Editing the human germline means that changes would be passed on to the children of those who were conceived using the technique. Some people find this problematic, as a small mistake could be passed through generations.
It is true that the CRISPR-Cas9 carries potential risks and as yet we do not know the long term impact of using the technique, but this is the case with many new biological techniques. Concerns about the safety and accuracy of the method at this stage are valid. However, concerns of this nature are why there has been no application from the scientific community that the editing of genes in human embryos could be used to treat patients or produce life in its current state. Steps to use the technology on humans would not be allowed until it is definitely safe for future generations as well as the individuals being treated.
That changes would pass between generations could, however, be seen as one of the most exciting implications of the technique. The fact that changes will carry down generations could mean the eradication of life limiting and fatal genetic conditions from families that have been affected for generations.
Panic around safety is slightly premature as there are no plans at present to start using genome editing in reproduction. The technology will, however, evolve quickly and could be ready for use relatively soon. This is why it is important that we start looking at the second of the more significant arguments that are made against genome editing, which are made on the grounds of ethical concerns.
With different types of reproductive technology the argument has been made that parents could be offered the opportunity to pick and choose traits in their child, and of course, this is scientifically possible. However, it is a far stretch between using a technique like this to create babies free from genetic disease, and to create ‘enhanced’ humans through genetic modification.

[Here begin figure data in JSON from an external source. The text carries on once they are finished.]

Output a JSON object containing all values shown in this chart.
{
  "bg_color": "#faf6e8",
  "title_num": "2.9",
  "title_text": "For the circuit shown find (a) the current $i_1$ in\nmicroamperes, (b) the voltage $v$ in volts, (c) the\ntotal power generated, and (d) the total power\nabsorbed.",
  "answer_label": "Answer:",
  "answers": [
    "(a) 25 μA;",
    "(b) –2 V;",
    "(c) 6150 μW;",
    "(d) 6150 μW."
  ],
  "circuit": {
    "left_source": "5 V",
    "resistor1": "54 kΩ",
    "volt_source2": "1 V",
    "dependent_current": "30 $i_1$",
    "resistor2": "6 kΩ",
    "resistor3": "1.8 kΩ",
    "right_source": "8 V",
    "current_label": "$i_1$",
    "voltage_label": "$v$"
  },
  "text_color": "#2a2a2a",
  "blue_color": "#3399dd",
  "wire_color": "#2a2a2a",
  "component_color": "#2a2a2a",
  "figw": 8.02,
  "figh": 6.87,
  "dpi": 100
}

We do not see this as a ‘slippery slope to designer babies’. There is an obvious line, already drawn, between the use of reproductive technology for therapeutic purposes, and the use of such techniques for human enhancement. There has been no implication that public opinion has changed to think it is ethical to cross this line. This treatment/enhancement distinction will be fundamental in the way that technology such as this is regulated.
After scientists in China reported successfully editing the gene mutation for beta-thalassemia in a human embryo, a group of American scientists called for a moratorium on using this kind of technology to edit human embryos. They have urged scientists across the world to stop conducting research of this kind.
Over the summer The Hinxton Group and a collection of medical research charities have highlighted the reasons that they think using the CRISPR-Cas9 technique in research is positive. Both of these bodies have pointed to the definitive difference between using genome editing techniques for basic research, and using genome editing techniques for reproductive purposes. The use of genome editing techniques such as CRISPR-Cas9, in research, can further our understanding of processes and disease in relation to specific genes.
The technology may not be safe to use in clinical applications right now, but it may be revolutionary in research – to help inform our understanding of human biology. The wealth of knowledge that can be gained from studying genes in this way, without any intention to use it for reproductive purposes, is invaluable to our understanding of genetic conditions. To reject this knowledge would be a mistake – and thus a moratorium is unnecessary.
We have surveyed our members and supporters, to explore the patient view of genome editing. We produced the report ‘Genome editing technologies: the patient perspective‘ with the results of this study. As potentially the group with the most to gain from these scientific advances, we think it is paramount that the genetic and rare disease communities are able to voice their opinions in this debate. The survey has been produced as part of the Neuro-Enhancement: Responsible Research and Innovation (NERRI) project.